The Poached Egg Decision
For months, my mornings followed the same pattern.
Avocado on toast. A poached egg. And a small but guaranteed disaster.
I owned a microwave egg poacher that, with impressive consistency, caused the egg to explode. Not metaphorically. Literally. The microwave would be covered. Half the egg would be lost. The rest would be salvaged with irritation. I would clean up, mutter something under my breath, and carry on with my day.
And then I would do exactly the same thing again the next morning.
This went on for an embarrassingly long time.
What’s important here is not that the egg exploded. It’s that the frustration was predictable. Reliable. Almost scheduled. I had come to accept that this was simply part of the process. Want the egg? Endure the process.
Until one morning, somewhere between wiping the microwave and questioning my life choices, a thought appeared—quietly, almost apologetically:
“There might be another way of doing this.”
I bought a different poacher. It cost about five pounds. The problem disappeared immediately.
Nothing else changed. Same breakfast. Same desire. Same outcome.
Just without the mess, waste, or irritation.
This is how many decision problems actually work.
We often don’t realize there’s a decision to be made—we mistake a familiar inconvenience for an unchangeable fact.
When friction stops looking like a problem
Not all problems arrive with drama. Many arrive as mild, repeatable annoyances: things that “aren’t ideal,” but also don’t seem important enough to fix.
Things that:
waste a bit of time
drain a bit of energy
irritate just enough to notice
but not enough to act on
So we adapt.
We build routines around the friction. We complain about it casually. We treat it as “just how things are.” Over time, the friction stops being visible as a choice and starts feeling like a fact of life. Something we must endure.
This happens everywhere (not just in my kitchen).
Teams put up with:
processes everyone dislikes but no one questions
meetings that exist because they always have
reports produced out of habit rather than need
tools people work around instead of with
In life, it appears as:
habits we keep because they’re “good for us,” even when they drain us
routines inherited from family or culture that no longer fit
compromises that made sense once, but haven’t been revisited
The common thread is not laziness or lack of intelligence.
It’s familiarity quietly turning choices into habits.
The decision to keep them is rarely explicit. It’s made through silence.
Where friction comes from
Some friction is inherited.
Ways of working passed down from previous managers or colleagues. “This is how we do things here.” No one remembers why—only that challenging it feels risky.
Some friction is self-imposed.
Like the green smoothie you drink every morning because you believe it’s the right thing to do, even though it brings you no joy and slightly ruins your day before it begins.
And some friction is simply outdated.
A response to old constraints. A workaround for a problem that no longer exists. A solution frozen in time while circumstances quietly moved on.

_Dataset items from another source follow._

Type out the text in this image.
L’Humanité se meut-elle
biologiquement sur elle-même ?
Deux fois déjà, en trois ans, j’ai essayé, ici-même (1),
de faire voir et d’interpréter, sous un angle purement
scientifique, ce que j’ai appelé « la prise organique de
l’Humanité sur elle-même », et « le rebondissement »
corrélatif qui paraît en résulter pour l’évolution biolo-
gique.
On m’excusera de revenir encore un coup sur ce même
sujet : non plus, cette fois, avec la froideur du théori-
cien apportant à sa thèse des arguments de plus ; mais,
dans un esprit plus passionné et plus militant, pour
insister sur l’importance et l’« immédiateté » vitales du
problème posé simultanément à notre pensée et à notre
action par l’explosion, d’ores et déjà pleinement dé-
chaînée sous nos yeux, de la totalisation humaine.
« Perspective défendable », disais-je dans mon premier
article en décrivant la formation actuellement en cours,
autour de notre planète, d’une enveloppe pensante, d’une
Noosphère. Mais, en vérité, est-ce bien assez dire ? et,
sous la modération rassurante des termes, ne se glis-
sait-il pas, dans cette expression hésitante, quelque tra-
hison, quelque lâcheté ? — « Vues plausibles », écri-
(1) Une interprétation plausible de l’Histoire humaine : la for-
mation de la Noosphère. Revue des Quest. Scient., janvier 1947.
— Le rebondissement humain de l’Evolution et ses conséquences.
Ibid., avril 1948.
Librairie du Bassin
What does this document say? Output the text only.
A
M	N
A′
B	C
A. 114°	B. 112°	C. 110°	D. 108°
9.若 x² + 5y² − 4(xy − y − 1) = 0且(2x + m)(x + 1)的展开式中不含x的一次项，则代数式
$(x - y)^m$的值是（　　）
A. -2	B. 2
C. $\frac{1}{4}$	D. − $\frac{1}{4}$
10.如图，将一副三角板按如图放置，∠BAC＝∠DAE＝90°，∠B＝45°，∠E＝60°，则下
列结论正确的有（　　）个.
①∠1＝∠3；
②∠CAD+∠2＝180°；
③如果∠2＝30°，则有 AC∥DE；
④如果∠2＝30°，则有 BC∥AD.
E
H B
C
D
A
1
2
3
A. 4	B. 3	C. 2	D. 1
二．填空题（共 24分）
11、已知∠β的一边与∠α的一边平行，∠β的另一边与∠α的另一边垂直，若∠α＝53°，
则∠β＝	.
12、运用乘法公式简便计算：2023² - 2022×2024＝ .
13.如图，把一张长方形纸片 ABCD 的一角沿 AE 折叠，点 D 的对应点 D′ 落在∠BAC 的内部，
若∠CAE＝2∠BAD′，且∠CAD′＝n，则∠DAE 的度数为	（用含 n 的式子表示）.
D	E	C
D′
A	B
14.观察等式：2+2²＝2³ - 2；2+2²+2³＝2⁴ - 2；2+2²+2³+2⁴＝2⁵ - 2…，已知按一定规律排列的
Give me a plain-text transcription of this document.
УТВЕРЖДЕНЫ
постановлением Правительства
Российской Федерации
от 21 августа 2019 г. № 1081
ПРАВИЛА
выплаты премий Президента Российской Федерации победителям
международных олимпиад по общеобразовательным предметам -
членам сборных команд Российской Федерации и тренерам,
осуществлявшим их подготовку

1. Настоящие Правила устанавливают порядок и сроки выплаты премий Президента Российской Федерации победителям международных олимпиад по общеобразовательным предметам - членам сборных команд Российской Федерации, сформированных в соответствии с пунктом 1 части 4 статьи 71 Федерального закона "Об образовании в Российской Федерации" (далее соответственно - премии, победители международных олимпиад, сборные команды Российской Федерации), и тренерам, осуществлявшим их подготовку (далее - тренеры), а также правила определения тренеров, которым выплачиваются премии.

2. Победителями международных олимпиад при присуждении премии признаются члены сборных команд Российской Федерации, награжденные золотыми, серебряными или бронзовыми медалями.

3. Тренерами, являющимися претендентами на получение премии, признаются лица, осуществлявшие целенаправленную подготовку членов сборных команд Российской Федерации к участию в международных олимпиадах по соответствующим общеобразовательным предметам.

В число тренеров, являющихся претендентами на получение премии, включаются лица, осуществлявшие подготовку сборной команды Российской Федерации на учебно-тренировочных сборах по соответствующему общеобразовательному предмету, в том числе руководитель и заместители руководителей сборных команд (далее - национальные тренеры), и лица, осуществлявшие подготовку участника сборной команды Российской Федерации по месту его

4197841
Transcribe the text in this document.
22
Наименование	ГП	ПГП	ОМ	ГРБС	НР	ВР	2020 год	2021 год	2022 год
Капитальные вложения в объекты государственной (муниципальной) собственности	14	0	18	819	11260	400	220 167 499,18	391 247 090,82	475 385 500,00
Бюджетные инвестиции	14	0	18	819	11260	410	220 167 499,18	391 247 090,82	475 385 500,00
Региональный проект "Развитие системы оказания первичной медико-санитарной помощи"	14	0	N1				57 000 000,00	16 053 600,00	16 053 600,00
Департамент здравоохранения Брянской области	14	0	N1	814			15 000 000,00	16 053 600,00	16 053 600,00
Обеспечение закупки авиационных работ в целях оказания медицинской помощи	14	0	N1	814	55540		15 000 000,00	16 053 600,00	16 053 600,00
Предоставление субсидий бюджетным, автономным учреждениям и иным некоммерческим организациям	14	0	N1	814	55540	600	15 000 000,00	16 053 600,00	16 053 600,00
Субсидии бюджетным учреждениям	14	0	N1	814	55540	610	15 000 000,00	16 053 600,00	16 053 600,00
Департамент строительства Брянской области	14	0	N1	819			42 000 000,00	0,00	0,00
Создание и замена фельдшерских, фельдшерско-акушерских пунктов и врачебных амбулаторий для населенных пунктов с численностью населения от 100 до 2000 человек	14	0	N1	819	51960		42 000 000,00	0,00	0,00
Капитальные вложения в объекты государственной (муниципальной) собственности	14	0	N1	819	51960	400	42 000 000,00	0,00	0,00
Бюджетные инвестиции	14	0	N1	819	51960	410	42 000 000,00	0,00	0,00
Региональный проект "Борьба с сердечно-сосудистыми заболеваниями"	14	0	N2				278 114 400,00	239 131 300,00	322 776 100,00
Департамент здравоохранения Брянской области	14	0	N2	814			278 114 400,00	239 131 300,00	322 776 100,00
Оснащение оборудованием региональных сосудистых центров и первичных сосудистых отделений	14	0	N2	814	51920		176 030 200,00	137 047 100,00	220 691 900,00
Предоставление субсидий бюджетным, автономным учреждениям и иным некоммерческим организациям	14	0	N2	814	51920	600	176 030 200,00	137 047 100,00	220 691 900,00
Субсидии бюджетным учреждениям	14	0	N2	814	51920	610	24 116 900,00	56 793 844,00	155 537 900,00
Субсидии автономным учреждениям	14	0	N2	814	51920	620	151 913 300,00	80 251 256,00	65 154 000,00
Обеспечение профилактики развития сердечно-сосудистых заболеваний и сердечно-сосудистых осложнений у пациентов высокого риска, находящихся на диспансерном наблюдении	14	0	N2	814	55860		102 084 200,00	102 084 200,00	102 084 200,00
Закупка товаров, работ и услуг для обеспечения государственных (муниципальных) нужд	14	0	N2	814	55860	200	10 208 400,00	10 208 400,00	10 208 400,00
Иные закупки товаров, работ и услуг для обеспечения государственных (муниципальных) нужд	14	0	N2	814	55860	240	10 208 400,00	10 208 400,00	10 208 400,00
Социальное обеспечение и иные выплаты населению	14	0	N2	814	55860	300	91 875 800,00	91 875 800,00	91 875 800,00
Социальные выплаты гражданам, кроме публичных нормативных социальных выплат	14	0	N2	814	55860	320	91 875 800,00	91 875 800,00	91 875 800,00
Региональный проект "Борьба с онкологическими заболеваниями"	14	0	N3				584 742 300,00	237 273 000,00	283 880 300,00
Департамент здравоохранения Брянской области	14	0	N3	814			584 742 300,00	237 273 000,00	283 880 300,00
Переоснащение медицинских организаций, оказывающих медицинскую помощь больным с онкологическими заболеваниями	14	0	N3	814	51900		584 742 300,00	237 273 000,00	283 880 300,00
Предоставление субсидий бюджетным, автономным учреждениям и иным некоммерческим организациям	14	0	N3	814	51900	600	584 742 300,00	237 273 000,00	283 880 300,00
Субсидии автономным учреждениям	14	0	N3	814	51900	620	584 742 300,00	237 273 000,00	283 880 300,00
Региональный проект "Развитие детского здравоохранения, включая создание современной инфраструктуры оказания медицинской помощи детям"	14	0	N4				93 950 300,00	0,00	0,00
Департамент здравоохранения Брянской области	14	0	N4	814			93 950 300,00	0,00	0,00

The danger is not friction itself. Some difficulty is meaningful. Some effort is worth it.
The danger is unexamined friction—costs we keep paying long after they’ve stopped earning their place
Why organisations struggle to see it
In companies, especially large ones, these frictions accumulate silently. People at the edges feel them most. People at the top often feel them least.
This is not malice. It’s distance.
The higher you are in an organisation, the less directly you experience the small inefficiencies, irritations, and workarounds that shape everyday reality. What looks neat on a slide can feel very different on the ground.
Which is why one of the most useful things a manager can do—especially a senior one—is deceptively simple:
Bring people together and ask them what is quietly making their work harder than it needs to be.
Better yet, give them the option to say it anonymously.
Create a space where frustration can be expressed without being labelled negativity, resistance, or a lack of resilience. Where people can speak plainly about what doesn’t work, without fear of punishment or subtle consequences.
Most people aren’t asking for radical change.
They’re asking for small improvements that remove constant drag.
They want a better egg poacher.
The real lesson
The point of the story is not about eggs.
This isn’t a story about productivity for its own sake.
It’s this:
Decisions aren’t only about WHAT we choose to do.
They’re also about HOW we choose to do it.
We often endure unnecessary difficulty because we mistake familiarity for necessity. We go the hard way not because it’s right—but because it’s known.
Progress doesn’t have to come from pushing harder.
Sometimes it’s to remove the blindfold and ask a gentler, more practical question:
“Does this actually need to be this difficult?”
Often, the answer is no.
And when that becomes visible, the solution isn’t dramatic.
It’s practical. Often trivial. Just like my new and “life-changing” egg poacher.